For starters, the team that’s currently in town to play the Orioles, the NY Yankees, started out as - get this - the Baltimore Orioles! The franchise was founded in Baltimore and named the Orioles in 1901, however they moved to New York in 1903 and became the New York Highlanders (they took “Yankees” as their official name in 1913). Years later, Weeb Ewbank coached the Baltimore Colts football team to the 1958 and ‘59 NFL Championships (more on those later), only to be fired after the 1962 season. The following year Ewbank re-emerged as the head coach of the New York Jets, who would later have a date with destiny with the Colts (again, more on that later).

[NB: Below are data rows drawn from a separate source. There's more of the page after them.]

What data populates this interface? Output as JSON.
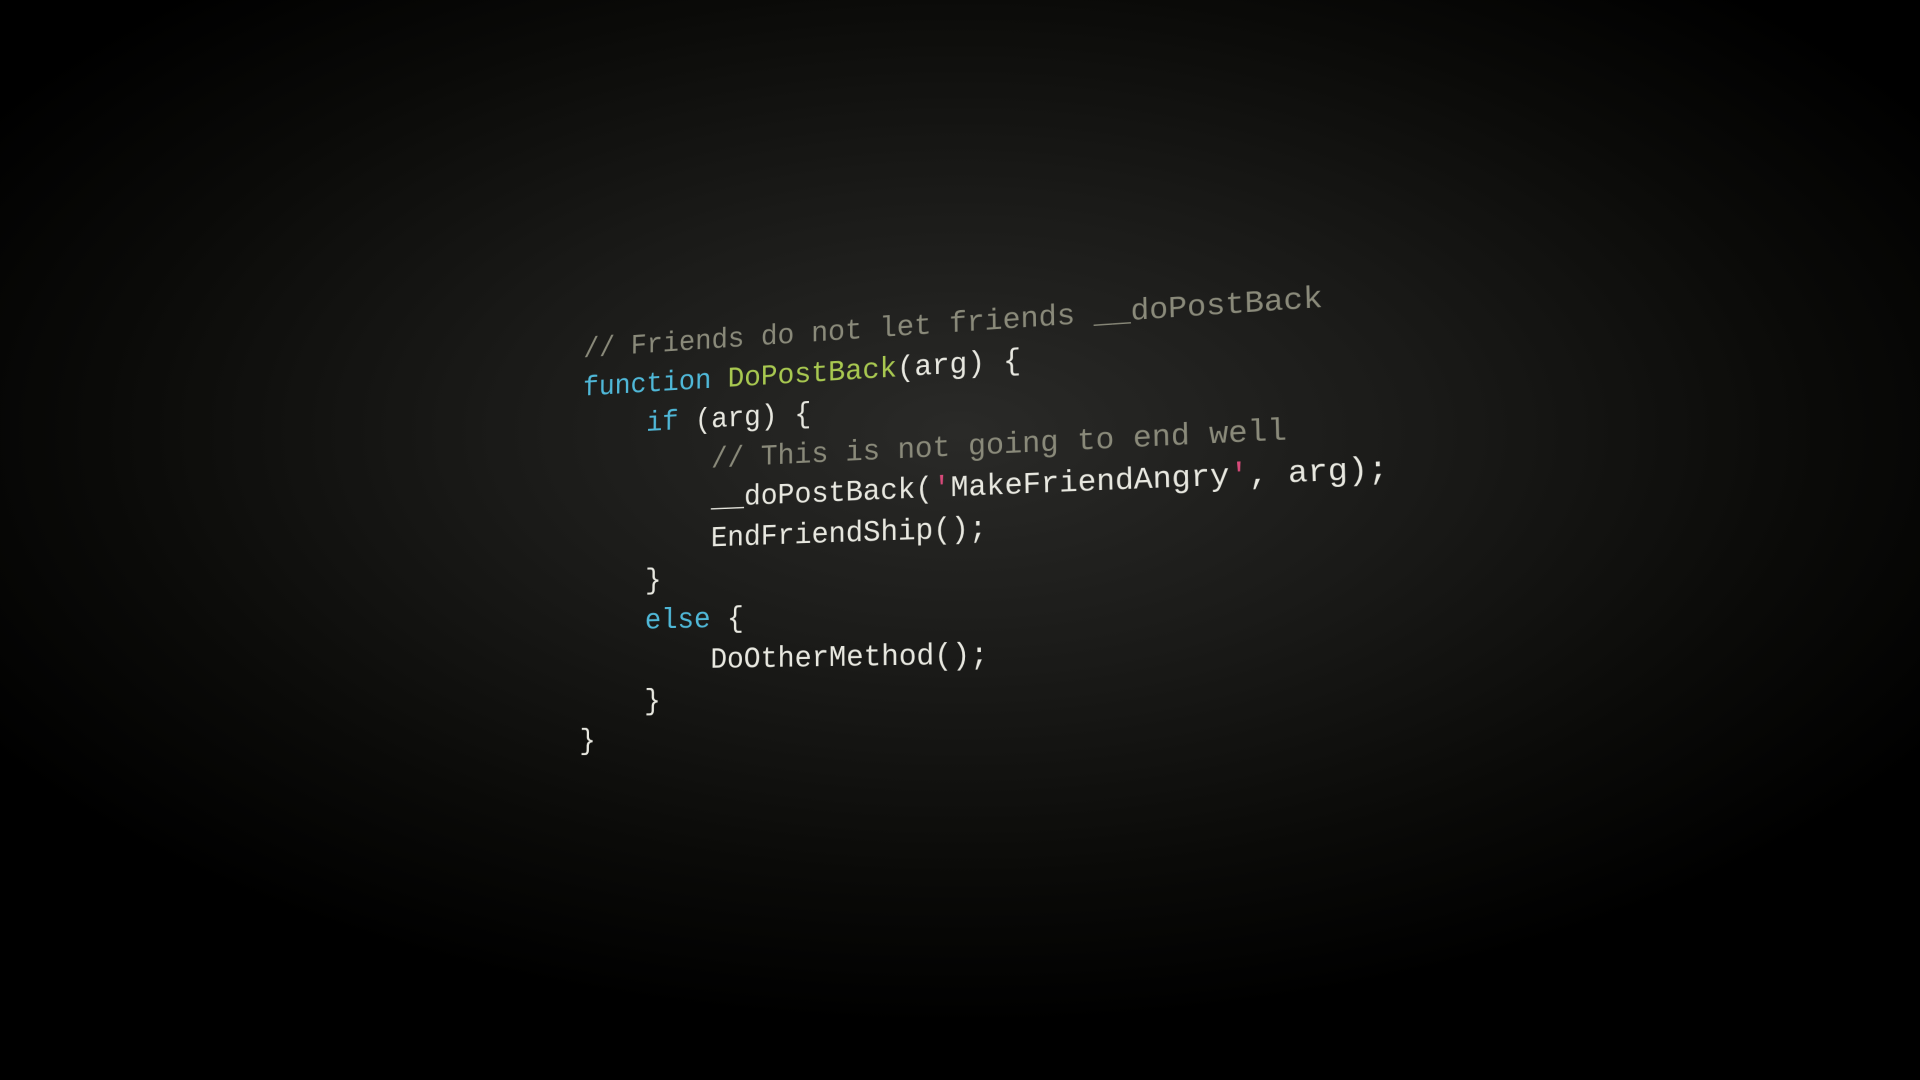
{
  "code": {
    "line1_comment": "// Friends do not let friends __doPostBack",
    "line2_keyword": "function",
    "line2_funcname": " DoPostBack",
    "line2_rest": "(arg) {",
    "line3_keyword": "    if",
    "line3_rest": " (arg) {",
    "line4_comment": "        // This is not going to end well",
    "line5_prefix": "        __doPostBack(",
    "line5_quote1": "'",
    "line5_string": "MakeFriendAngry",
    "line5_quote2": "'",
    "line5_suffix": ", arg);",
    "line6": "        EndFriendShip();",
    "line7": "    }",
    "line8_keyword": "    else",
    "line8_rest": " {",
    "line9": "        DoOtherMethod();",
    "line10": "    }",
    "line11": "}"
  }
}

The Colts left when I was three years old, but I heard many stories about the great Johnny Unitas and the 1958 NFL title game from my dad. At that time, nobody had ever seen anyone running what today is called a two-minute drill. There’s no doubt in my mind that the 1958 title game is the greatest (football) game ever played, and part of that is due to the fact that “little Baltimore” went in and beat the mighty NY Giants. That game put Baltimore sports on the map, and it gave the city something on which to hang its hat. One year later, the same Giants squad came to Memorial Stadium for the 1959 NFL title game against the same Baltimore Colts. Different year, different venue, same result; the Colts were world champs at the expense of New York!

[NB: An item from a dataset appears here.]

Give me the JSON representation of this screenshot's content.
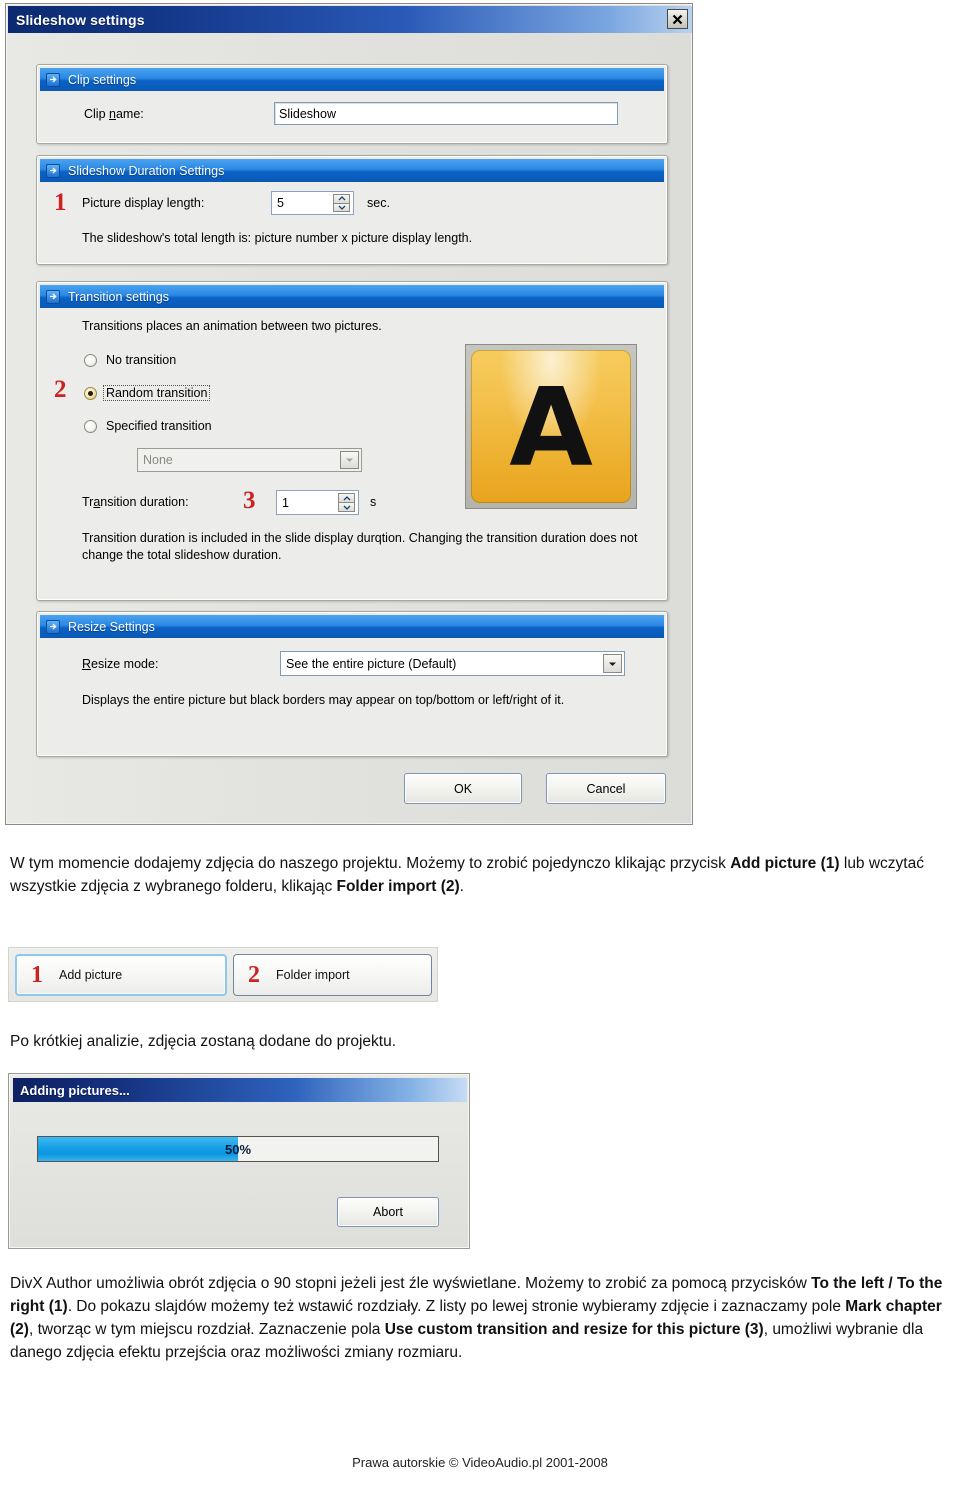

Not all of the postseason history between the cities is rosy for Baltimore, however. The year 1969 was a bad year in the sense that the Colts lost to the NY Jets in the Super Bowl, and the Orioles lost to the NY “Miracle Mets” in the World Series. The Jets were led by former Colts head coach Ewbank, and of course leading up to the Super Bowl game, quarterback Joe Namath guaranteed victory over Baltimore. Not only was that considered cocky and arrogant at the time, but it was also unprecedented for an AFL team to beat an NFL team in the Super Bowl. We all know what happened, and the image of Jimmy Orr wide open at the goal line (unbeknownst to quarterback Earl Morrall) is probably the lasting image from the Colts’ perspective. On the baseball side, the Orioles had just lost to the NY Mets in the World Series, thus allowing the Mets to become the first expansion team to win a World Series. The Orioles were almost flawless at every position, boasting the likes of Brooks & Frank Robinson, Jim Palmer, Boog Powell, Mark Belanger and others.

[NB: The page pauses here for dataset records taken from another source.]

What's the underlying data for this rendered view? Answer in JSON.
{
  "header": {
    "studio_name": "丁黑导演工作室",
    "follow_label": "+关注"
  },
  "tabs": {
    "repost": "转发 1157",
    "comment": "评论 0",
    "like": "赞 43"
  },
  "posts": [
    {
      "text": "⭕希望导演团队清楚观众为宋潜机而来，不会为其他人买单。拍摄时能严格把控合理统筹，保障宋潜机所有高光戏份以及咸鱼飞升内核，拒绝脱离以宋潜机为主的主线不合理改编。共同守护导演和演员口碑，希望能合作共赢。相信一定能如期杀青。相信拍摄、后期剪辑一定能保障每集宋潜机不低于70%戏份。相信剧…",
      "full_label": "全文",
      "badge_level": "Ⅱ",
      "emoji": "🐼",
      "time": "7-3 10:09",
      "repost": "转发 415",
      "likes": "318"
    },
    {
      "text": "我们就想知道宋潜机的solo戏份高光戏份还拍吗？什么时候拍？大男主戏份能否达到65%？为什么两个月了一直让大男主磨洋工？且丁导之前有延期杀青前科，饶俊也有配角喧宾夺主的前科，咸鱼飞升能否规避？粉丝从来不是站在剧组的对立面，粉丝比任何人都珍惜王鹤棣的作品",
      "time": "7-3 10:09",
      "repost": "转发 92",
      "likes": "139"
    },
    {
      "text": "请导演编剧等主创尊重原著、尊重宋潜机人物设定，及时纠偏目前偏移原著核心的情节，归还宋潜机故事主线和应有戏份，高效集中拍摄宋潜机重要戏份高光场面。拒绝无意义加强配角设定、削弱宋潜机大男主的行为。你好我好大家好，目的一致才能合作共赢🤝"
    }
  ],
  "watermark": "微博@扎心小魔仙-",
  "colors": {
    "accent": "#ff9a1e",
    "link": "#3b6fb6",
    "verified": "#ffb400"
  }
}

Much closer to the present, we of course have the 1996 American League Championship Series between the Orioles and Yankees, which was highlighted by a 12-year-old boy named Jeffrey Maier, who robbed Oriole outfielder Tony Tarasco of a fly ball in right field at Yankee Stadium. That one incident didn’t decide the series, however it set a tone and the Orioles never recovered. To this day, Orioles fans point to that as the beginning of the painful years that ensued (even though they returned to the playoffs the following year). I’ll say this much about it; I always gave Rich Garcia (the RF umpire that made the call) a lot of credit for saying after the game that he blew it. After seeing the replay Garcia admitted that he made the wrong call which takes a lot of guys, especially on that stage.
And that brings us to now; the Orioles and Yankees are meeting in the ALDS. Even trailing 1-0 in the series, the Orioles are just happy to be at this point. However I think that the Orioles fans have a bit of an ax to grind based on the above-mentioned Maier incident, and the years of abuse at the hands of Yankee fans. The crowd was electric last night without question; to the Orioles fans, my message is this: DO IT AGAIN!